A House y Rudi, los dos grafiteros que recibieron el encargo, les pareció la tarea más exótica que jamás les habían encomendado, y eso que tienen una solera de dos décadas al spray para poder relatar toda una lista de lugares extraños en los que han plasmado su estilo. “Por eso nos entusiasmó”, dice el primero. La misión consistía conseguir dibujar, en apenas 10 días, toda la imaginería que había esbozado el cura en sus papeles (problemas de andamiajes y prensa curiosa incluidos). Lo del tiempo era lo de menos para estos artistas tantas veces experimentados en pintar y correr. Así que sin pensárselo dos veces, pusieron rumbo a L’Hospitalet de Llobregat a elevar su arte hasta los mismísimos cielos.

“La tarea no era fácil”, reconoce el clérigo. “son 85 metros cuadrados de techo y les pedí que lo pintasen en estilo románico catalán”. Por si acaso los muchachos no tenían muy clara la fuente, les mandó al MNAC (Museo Nacional de Arte de Cataluña) para que reciclasen conceptos. “Tuvimos que aprender de repente cuál era ese estilo para poder imitarlo”, confiesa House, “aunque los dibujos del padre Ramón, que por cierto, es un dibujante excelente, nos facilitaron muchísimo la tarea”, elogia el artista pagano.

Mon relata con la pasión de quien reconoce la labor del creador que a sus directrices ellos le pusieron su propia connotación personal y muñeca. “La personalidad del artista”, define. “Lo más inamovible era que dibujasen a Santa Maria de Taüll. Luego me sugirieron cosas como dibujar a una niña con una maceta. Que era un homenaje al ecologismo, un punto de encuentro para gente tanto creyente como no creyente. Y por supuesto me pareció una idea excelente”, relata el párroco, “además House quiso representar a su abuela porque el lugar le evocaba a ella”, otra idea que Mon acogió con espiritualidad y comprensión de autor.

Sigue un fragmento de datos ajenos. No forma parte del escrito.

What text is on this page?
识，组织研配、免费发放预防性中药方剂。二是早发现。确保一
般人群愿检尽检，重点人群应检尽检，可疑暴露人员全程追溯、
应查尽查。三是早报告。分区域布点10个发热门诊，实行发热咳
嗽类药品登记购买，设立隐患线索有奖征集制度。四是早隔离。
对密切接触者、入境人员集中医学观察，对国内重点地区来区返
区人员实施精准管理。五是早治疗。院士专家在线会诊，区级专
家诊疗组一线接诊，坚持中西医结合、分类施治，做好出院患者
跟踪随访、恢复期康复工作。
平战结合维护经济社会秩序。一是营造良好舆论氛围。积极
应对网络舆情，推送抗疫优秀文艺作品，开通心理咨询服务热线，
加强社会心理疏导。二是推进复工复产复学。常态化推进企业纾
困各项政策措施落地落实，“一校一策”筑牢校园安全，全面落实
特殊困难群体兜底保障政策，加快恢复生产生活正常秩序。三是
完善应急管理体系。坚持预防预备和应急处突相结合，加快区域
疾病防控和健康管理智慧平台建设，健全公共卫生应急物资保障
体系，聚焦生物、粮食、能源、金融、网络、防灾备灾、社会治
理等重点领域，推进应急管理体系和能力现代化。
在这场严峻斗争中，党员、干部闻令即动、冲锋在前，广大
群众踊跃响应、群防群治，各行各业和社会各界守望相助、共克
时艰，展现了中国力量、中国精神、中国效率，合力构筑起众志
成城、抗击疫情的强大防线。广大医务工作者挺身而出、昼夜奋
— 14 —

Según el cura, además el encargo (que forma parte de un proyecto de Cáritas) ha salido gratis por propia voluntad de los autores, “aunque hemos decidido darles una cantidad modesta por el gran esfuerzo que han realizado”, dice Mon. Algo que no es exactamente así, según House, pero que ni clérigo ni artistas quieren desvelar abiertamente. “Porque no queremos hablar de dinero”, justifica el pintor.

Al final resulta que la arriesgada idea del padre Mon ha sido todo un éxito. Quién le iba a decir a él que por querer darle un poco de color al cemento iba a pasar de ser el responsable de una parroquia de barrio al regente de una iglesia por la que se interesa “¡hasta la televisión turca!”, exclama. Dice que no sabe si ha conseguido avivar la llama de la fe en L’Hospitalet, “pero a la gente le encanta la nueva decoración del altar mayor” asegura, y ha tenido que abrir las puertas de la parroquia más horas para saciara a curiosos y turistas.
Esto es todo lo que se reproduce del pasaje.